Perché è importante:
Il cambio di regolamenti del 2026 rappresenta un punto di svolta enorme per la Formula 1. Bilanciare la ricerca della gloria immediata con il dominio tecnico a lungo termine è una scommessa ad alto rischio. La strategia della McLaren suggerisce che stiano dando priorità a un forte inizio della nuova era piuttosto che massimizzare l'ultimo anno delle attuali regole, puntando su un vantaggio competitivo grazie al partenza anticipata.
I dettagli:
- Il Contesto: La McLaren ha dominato la prima metà della stagione 2025, conquistando il secondo titolo costruttori consecutivo e il campionato piloti con Lando Norris.
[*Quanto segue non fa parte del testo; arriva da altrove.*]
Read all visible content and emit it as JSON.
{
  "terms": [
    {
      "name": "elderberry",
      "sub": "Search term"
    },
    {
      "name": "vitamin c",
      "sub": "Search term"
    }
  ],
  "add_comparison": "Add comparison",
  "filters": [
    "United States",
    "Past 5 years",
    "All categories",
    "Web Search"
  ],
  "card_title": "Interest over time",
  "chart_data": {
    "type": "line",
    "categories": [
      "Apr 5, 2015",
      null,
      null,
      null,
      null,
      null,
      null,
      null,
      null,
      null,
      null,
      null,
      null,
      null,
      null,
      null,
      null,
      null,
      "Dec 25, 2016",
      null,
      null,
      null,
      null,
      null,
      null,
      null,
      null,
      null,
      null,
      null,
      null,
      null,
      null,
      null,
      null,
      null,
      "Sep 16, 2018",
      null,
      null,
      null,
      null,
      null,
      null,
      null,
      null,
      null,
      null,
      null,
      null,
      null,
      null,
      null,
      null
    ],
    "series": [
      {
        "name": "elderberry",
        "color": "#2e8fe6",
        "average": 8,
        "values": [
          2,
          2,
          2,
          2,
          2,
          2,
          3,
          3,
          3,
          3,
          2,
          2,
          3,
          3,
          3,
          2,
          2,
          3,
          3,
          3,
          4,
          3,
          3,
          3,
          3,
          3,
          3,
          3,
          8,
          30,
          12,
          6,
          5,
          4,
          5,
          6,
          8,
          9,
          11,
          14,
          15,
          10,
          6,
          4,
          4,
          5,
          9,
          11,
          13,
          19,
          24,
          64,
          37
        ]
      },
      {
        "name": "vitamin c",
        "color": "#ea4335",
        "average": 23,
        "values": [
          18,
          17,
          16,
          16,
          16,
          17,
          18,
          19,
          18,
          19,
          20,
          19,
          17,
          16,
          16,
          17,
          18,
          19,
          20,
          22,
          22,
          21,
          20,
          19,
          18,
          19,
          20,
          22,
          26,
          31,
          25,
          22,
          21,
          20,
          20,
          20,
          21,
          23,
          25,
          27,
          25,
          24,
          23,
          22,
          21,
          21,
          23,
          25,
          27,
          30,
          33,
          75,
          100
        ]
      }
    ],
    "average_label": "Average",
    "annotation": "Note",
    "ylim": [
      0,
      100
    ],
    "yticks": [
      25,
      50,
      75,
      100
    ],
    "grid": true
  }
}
- La Rimonta della Red Bull: Nonostante i campionati fossero già decisi, la Red Bull ha introdotto importanti aggiornamenti a fine stagione. Questo ha permesso a Verstappen di recuperare un enorme divario di 104 punti, terminando a soli due punti di distanza.
- La Strategia: La McLaren ha spostato il focus sul progetto 2026 prima del solito a causa dei cambiamenti normativi in arrivo. Marshall ammette di aver "alzato il piede" sullo sviluppo della vettura 2025 per dare priorità al futuro.
- La Difesa: Marshall insiste sul fatto che la vettura 2025 non abbia risentito del passaggio anticipato. Nota che, poiché il team ha avviato il progetto 2026 "molto prima del normale", il lavoro preparatorio necessario era già stato fatto prima del cambio totale.
Guardando al futuro:
Con i regolamenti del 2026 all'orizzonte, la McLaren scommette che la sua partenza anticipata darà i suoi frutti. Il team rimane fiducioso che la MCL40 sia competitiva, puntando a mantenere il proprio status di pretendente al titolo nella nuova era.